The defect is in the form of the judgment of conviction, i.e., a clerical error, which may be corrected on remand in accordance with the actual determination in the circuit court.  State v. Prihoda, 2000 WI 123, ¶17, 239 Wis. 2d 244, 618 N.W.2d 857.  On remand, “the circuit court may either correct the clerical error … or direct the clerk’s office to make such a correction.”  Id., ¶27.  Amended judgments of conviction deleting the references to party to the crime liability shall be entered.

In addition to the issues discussed above, we have independently reviewed the record.  Our independent review does not disclose any potentially meritorious issue for appeal.  Because we conclude that there would be no arguable merit to any issue that could be raised on appeal, we accept the no-merit report, modify the judgments of conviction and, as modified, affirm the judgments.  We remand this matter to the circuit court for the entry of amended judgments of conviction.  Once the amended judgments of conviction have been entered, Attorney John Bachman is relieved of further representation of Taylor-Raymond in this matter. 

Upon the foregoing reasons,

IT IS ORDERED that the judgments of the circuit court are modified and, as modified, are summarily affirmed pursuant to Wis. Stat. Rule 809.21.

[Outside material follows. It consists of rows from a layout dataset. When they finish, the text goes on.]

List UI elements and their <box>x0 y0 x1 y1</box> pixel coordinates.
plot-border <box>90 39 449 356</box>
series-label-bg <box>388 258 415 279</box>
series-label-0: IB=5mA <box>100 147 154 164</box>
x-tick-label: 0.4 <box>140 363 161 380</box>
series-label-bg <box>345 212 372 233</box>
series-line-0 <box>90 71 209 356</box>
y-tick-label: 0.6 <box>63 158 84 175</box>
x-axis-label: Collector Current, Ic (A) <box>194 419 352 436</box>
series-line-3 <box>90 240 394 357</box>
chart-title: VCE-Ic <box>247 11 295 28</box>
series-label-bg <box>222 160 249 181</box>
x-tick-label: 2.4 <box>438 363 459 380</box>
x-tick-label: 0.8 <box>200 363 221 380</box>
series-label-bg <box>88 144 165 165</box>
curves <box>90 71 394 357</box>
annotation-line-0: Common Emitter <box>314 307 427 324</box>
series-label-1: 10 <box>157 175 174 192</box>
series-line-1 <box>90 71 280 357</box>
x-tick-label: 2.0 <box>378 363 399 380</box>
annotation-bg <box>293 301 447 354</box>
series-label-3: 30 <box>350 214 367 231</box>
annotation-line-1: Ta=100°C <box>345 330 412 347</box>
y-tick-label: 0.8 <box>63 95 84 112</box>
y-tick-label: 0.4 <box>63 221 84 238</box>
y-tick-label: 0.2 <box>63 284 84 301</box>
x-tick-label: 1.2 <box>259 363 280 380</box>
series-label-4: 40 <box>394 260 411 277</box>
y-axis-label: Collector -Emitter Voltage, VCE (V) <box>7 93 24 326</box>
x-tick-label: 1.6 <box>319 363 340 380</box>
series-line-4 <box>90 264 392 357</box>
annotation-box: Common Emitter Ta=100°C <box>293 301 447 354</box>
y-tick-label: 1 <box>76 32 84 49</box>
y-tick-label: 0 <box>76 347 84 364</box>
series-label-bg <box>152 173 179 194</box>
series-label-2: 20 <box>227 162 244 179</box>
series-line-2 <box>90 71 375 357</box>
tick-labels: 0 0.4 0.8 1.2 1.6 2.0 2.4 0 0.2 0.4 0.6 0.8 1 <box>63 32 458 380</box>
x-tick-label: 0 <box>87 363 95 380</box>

IT IS FURTHER ORDERED that amended judgments of conviction shall be entered.

IT IS FURTHER ORDERED that once the amended judgments of conviction have been entered, Attorney John Bachman is relieved of further representation of
Samantha Taylor-Raymond in this matter.


 

Diane M. Fremgen

Clerk of Court of Appeals



[1]  This appeal is decided by one judge pursuant to Wis. Stat. § 752.31(2).  All references to the Wisconsin Statutes are to the 2011-12 version unless otherwise noted.

[2]  The no-merit report mistakenly states that the possession of tetrahydrocannabinols offense is subject to a deferred prosecution agreement.  The deferred prosecution agreement occurred in Rusk county circuit court case No. 2013CM34.

[3]  We are an error-correcting court.  State v. Schumacher, 144 Wis. 2d 388, 407, 424 N.W.2d 672 (1988).